Anales del imperio romano

El susodicho académico encuentra situaciones que socorren su punto de vista, entre las más relevantes, la divinización del personaje (Dios hecho carne).

Por Donaldo Mendoza

La Biblioteca de Historia (Orbis, 1986), No. 94, publicó la obra que da título a esta columna. Pues bien, la reciente Semana Santa me motivó su lectura. Y también fueron estimulantes los videos que sobre Jesucristo y su doctrina ofrece el sitio web Youtube. Uno de esos videos presentaba a un académico con títulos en teología y estudios religiosos, quien sostiene que Jesucristo es una invención de los evangelistas, especialmente de Pablo de Tarso.

El susodicho académico encuentra situaciones que socorren su punto de vista, entre las más relevantes, la divinización del personaje (Dios hecho carne). Y no obstante la carne, la humanidad de Jesús fue casi borrada; agréguese a ello, 1) el nacer de una madre virgen; y 2, el contexto histórico: Judea es una provincia de Roma, en donde a los emperadores se les diviniza: “Hechas las exequias de Augusto, en la forma acostumbrada, se le decretaron el templo y los honores celestes como a uno de sus dioses”.

En más de dos mil años, la fe ha sostenido, con fundamentación teológica, la naturaleza divina (Dios) de Jesucristo, y los creyentes practicantes y los laicos lo dan por hecho. Salvo que al laico siempre le asalta la idea terrenal de Jesucristo, en sincretismo con la iluminación que hace que su reino no sea de este mundo. Transformación que se observa también en personajes como Buda y Mahoma.

Cornelio TÁCITO (Roma, 55 – 120), el autor de Anales (115 – 116), es una de las pocas referencias no cristianas que aportan información de interés para pensar y creer que a Jesucristo no se lo inventaron, sino que realmente existió. Tácito vindica la objetividad de sus escritos con rasgos de estilo que justifican su proceder, su método: “…apenas me atreveré a decir cosas con certidumbre”. “Contaré los sucesos de los otros y las cosas de aquella edad…” “Yo, que acostumbro a escribir llanamente todo aquello en que los anteriores concuerdan…” y, “referiré las mismas palabras”.

Con esa “imparcialidad”, Tácito hace el registro histórico de uno de los emperadores más crueles y malvados en varios siglos de imperio romano: Nerón. Como quiera que en ese contexto Tácito habla igual de la dimensión política y el tamaño moral de la condición humana. Expresivo, denso y conciso son rasgos que definen el estilo de la prosa latina de Tácito.

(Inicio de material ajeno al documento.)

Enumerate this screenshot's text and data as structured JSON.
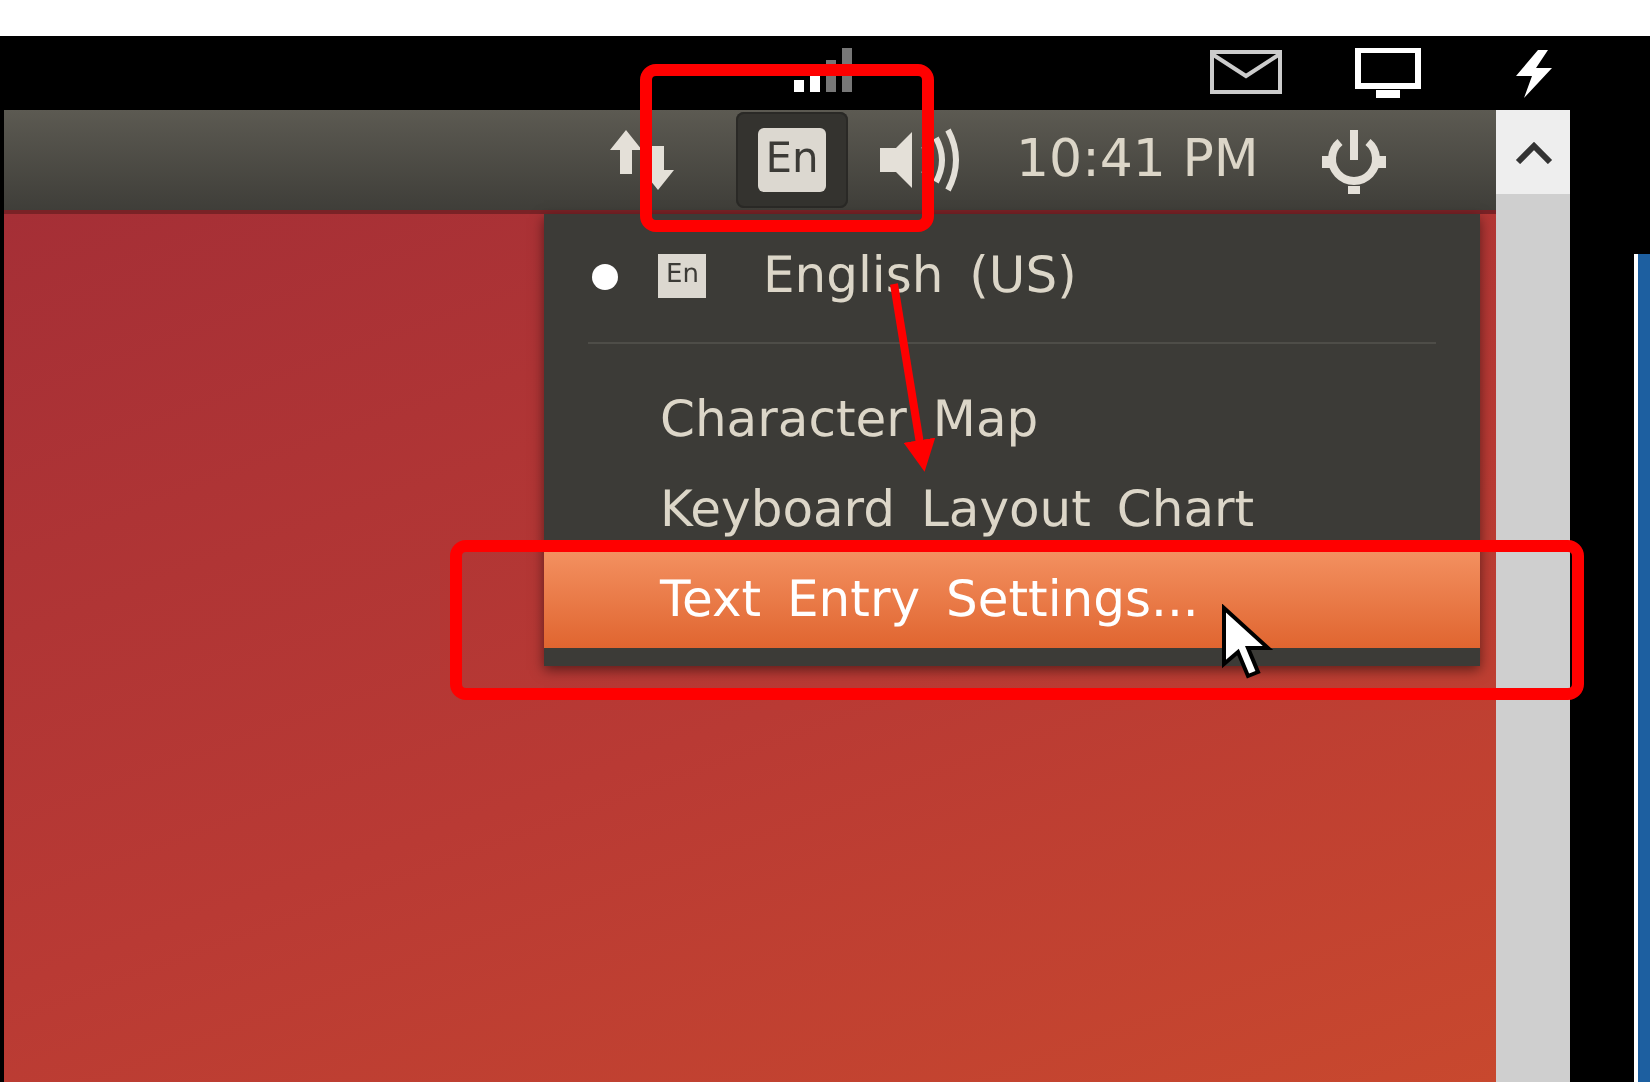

Y cuando una verdad importante quiere comunicar, a toda una comunidad involucra: “Porque a todos era notoria la feroz crueldad de Nerón, a quien no quedaba ya otra maldad por hacer, después de haber muerto a su madre y hermano, sino la de quitar la vida a su ayo y maestro (Séneca)”.

En el año 64 tuvo lugar el incendio que arrasó tres cuartas partes de la ciudad de Roma, de su causa los historiadores no despejaron del todo las dudas, pero se conjeturó que fue obra de Nerón. Tácito lo registra con el tono y el estilo del rumor: “…divulgado por toda la ciudad y corrido la voz de que en el mismo tiempo que se estaba abrasando Roma había subido Nerón a un tablado…, y cantado en él el incendio…” Y sucedió que por ese tiempo había en Roma un número considerable de cristianos que, si bien habían ganado algunos adeptos, también despertaron antipatía en otros, situación esta última que supo aprovechar Nerón. Transcribo el texto de Anales, para que el lector siga desarrollando el propósito de esta columna.

«Nerón, para divertir esta voz y descargarse, dio por culpados de él, y comenzó a castigar con exquisitos géneros de tormentos, a unos hombres aborrecidos del vulgo por sus excesos, llamados comúnmente cristianos. El autor de este nombre fue Cristo, el cual, imperando Tiberio, había sido ajusticiado por orden de Poncio Pilato, procurador de Judea. …se rompió algún tiempo aquella perniciosa superstición; pero tornaba otra vez a reverdecer, no solamente en Judea, origen de este mal, sino también en Roma, donde llegan y celebran todas las cosas atroces y vergonzosas que hay en las demás partes. … Y así, aunque culpables estos y merecedores del último suplicio, movían con todo eso a compasión y lástima grande, como personas a quienes se quitaba miserablemente la vida, no por provecho público, sino para satisfacer la crueldad de uno solo».